Why can't I get my photo on my profile? Is it God's way of protecting an unsuspecting public? As I sit here feeling like a bad ninth rate version of Carrie Bradshaw, I'm more like No Sex in Surburbia than Sex In the City. I am feeling pretty pleased that I've got the opportunity to unleash my sometimes ill informed opinions and views on the world.
Being on the pc is a minor miracle in my life, sharing with 3 kids who are rationed to 2 hours screen time per day, doesn't allow for much time for me. Although it would benefit me hugely if I decide on a career change and then go in for international peace keeping, I would be way better than Kofi Annan.
Eldest beautiful daughter's pc vice is msn, myspace, bebo et al, I find myself turning into my own mother(never a good thing I fear) and saying go and see your friends they only live round the corner, why is she hanging around my dining room leaving trails of crisps, biscuit crumbs etc when she could be hanging about street corners like I was at 15.
My beautiful son's pc vice is Runescape, an online fantasy quest type game. He has a friend he plays this with in America, she's a grown up who is married to a marine, so why is she playing with my 11 year old son ? It's too disturbing to think about what Mrs Maz could really be. Incidentally Jackman709 really is an 11 year old schoolboy so don't be fooled.
Beautiful baby daughter's pc vice is her webpage which is on her school website, which won best educational site of the year 2005 they beat NASA !!! She spends ages getting pictures of dolls and baby animals for it. She gets over giddy with delight when the deputy head picks her page as a hot hit.
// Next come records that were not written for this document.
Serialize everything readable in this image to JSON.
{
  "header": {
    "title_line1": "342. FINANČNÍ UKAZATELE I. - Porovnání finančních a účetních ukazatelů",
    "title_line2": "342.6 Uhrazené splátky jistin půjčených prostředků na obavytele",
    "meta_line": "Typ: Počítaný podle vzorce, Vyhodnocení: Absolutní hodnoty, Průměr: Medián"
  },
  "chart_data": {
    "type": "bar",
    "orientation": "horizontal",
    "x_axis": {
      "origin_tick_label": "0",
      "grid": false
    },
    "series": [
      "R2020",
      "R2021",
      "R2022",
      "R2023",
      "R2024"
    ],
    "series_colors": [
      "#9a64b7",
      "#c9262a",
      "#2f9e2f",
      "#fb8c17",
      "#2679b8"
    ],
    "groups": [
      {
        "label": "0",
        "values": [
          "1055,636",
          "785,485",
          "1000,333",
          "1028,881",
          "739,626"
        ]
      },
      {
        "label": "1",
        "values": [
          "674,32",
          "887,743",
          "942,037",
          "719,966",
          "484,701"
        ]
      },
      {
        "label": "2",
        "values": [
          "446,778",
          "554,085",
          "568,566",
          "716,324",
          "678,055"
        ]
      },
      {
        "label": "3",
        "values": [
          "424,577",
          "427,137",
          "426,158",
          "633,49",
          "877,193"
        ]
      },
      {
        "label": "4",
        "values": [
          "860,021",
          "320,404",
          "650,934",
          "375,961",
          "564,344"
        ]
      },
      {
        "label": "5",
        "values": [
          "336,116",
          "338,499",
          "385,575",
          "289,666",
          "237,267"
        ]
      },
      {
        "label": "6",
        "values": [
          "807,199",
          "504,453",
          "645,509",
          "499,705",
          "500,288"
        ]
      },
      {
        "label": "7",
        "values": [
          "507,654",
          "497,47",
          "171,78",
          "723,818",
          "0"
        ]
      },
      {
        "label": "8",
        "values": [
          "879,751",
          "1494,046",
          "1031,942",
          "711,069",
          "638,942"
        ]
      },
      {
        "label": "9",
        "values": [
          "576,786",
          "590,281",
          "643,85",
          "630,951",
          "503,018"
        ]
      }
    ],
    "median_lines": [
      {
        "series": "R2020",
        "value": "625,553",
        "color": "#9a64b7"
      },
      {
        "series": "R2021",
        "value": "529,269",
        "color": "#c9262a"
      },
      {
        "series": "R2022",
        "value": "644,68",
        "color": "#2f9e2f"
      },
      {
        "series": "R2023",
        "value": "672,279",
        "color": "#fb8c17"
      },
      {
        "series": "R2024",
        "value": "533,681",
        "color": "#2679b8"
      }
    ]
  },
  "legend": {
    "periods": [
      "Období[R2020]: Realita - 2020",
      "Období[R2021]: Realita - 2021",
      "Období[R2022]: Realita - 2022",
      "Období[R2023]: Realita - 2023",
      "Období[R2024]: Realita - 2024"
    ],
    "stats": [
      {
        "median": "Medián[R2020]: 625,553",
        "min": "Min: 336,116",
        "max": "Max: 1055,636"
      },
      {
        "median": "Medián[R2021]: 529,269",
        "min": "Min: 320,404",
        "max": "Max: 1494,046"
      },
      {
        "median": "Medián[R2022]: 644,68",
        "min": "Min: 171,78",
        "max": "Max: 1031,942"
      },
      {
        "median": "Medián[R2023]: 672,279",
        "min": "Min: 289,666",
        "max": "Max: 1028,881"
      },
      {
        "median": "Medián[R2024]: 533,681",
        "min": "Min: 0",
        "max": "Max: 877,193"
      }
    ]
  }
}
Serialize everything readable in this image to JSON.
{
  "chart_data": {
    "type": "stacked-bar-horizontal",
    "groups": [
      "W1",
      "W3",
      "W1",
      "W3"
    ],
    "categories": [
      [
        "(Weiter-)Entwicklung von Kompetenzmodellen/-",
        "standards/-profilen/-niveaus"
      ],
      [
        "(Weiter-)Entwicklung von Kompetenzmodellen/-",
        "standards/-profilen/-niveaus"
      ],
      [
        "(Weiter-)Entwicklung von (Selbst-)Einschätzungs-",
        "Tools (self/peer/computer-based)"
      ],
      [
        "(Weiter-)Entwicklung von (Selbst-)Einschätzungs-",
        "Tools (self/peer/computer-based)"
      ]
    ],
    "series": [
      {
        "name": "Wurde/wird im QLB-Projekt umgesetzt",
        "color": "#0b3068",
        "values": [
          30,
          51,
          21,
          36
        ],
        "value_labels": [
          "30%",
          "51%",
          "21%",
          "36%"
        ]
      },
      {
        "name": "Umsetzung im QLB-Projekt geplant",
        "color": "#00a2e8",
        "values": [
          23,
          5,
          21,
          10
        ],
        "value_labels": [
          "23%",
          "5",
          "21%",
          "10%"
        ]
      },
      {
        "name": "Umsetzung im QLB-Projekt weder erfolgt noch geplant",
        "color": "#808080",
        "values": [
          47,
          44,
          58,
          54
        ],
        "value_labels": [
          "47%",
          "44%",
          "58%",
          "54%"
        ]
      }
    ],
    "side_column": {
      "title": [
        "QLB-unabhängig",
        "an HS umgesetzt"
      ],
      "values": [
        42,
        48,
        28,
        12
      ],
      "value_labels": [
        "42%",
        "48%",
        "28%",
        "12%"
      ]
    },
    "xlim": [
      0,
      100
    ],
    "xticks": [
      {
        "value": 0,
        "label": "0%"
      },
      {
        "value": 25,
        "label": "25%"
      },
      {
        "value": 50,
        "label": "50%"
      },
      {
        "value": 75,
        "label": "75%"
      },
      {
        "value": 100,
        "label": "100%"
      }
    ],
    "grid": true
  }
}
I love handbag.com esp the forums, I've had my eyes opened I can tell you and I also try to read my friends blogs.
Going to leave you with a list
Auntie Gwen's Room 101
Clarks Shoe Shop
Anything from the week before to the day before a new term starts, these shops are transformed into the 7th circle of hell. You arrive and take a ticket and wait for your number to be called, this can take anything up to an hour. Meanwhile the place is full of pissed off parents and bored, fidgety and sometimes screaming children. Eventually your turn comes and your child is taken to the machine to have their feet measured. When the assistant asks your child which shoes they would like you resist the urge to throw back your head and cackle like a maniac, as you know from bitter experience that at best they will only have 1 pair of shoes in the whole feckin shop which will fit your childs feet. Sod's law dictates that your child will hate the only shoes they have and will strunt, strop and sometimes cry, you will feel like doing likewise. Because I am an unorganised Mummy I have left it to the day before term starts and know that my child will have to have these shoes as bare feet at the start of term will involve social services, so cajole and bribe child to accept their fate. Repeat this experience for each child you posess (3 in my case) and the highlight of the day will be when you get to hand over usually over £100 in my case but still feel like a cheapskate when you don't buy the polish, protector and fur lined box to store them in.I get to do this 4 times per year, this is why it is no 1
Swimming Lessons
The years of my life I have wasted sitting at the side of an overchlorinated overheated pool whilst waiting for 1 of my offspring to reach level bloody 12. You also have the delights of chit chatting to another Mummy waiting for her child and the only thing you will have in common will be your childs abilty or lack of in the swimming department. Other mummies are often weird.You can substiute any kind of lesson for this , I have done several over the years ballet,tap,football,rugby,gymnastics,athletics,rainbows,brownies,beavers and cubs to name but a few. My childs interest in new activities/clubs etc is directly proportionate to how long I take to buy all the kit and write the cheque for the term of lessons. As soon as that is done so is their interest, mine are ferocious joiners but have no staying power. I will fess up that I met my good friend Jo in circumstances as scathingly described before but will say in 15 years of parenting 3 kids through a myriad of extra curricular activites I have only made 1 friend.
People who attempt to mimic my accent
I have been blessed and was born Scottish, I love the accent. I hate hate hate when people who on hearing me speak for the first time feel compelled to say something like och aye the noo or some other such drivel. This makes me want to physically hurt them and after living in England for 7 years I am now incredibly bored with this and I will retaliate, you have been warned.
Guardian readers
Never ever met 1 I liked. Especially ones with non useful degrees and who always eat organic food. Enough said
Friday, 12 January 2007
Subscribe to:
Post Comments (Atom)
4 comments:
*
Hi Gwen!
Thanks so much for stopping by my site today and commenting on the top article : )
I am very curious as to how you found my site, was it by random ?
Have fun with your new found blog! I read a bit and you sound like a very loving parent who has a good outlook on life, that's great and we need more positive people in the world like you!
Take Care : )
Michael !
QUESTION of the DAY!
The Killers? Really? I don't 'get' them at all. Mind you I wasn't an ex-punk.
Would love to tell you how to solve your photo dilemma but my brother did mine so I haven't a clue. Sorry.
God I love the Killers nearly as much as Starbucks, how can I persuade you to persevere ?
A venti, four-shot, caramel macchiato would do the trick!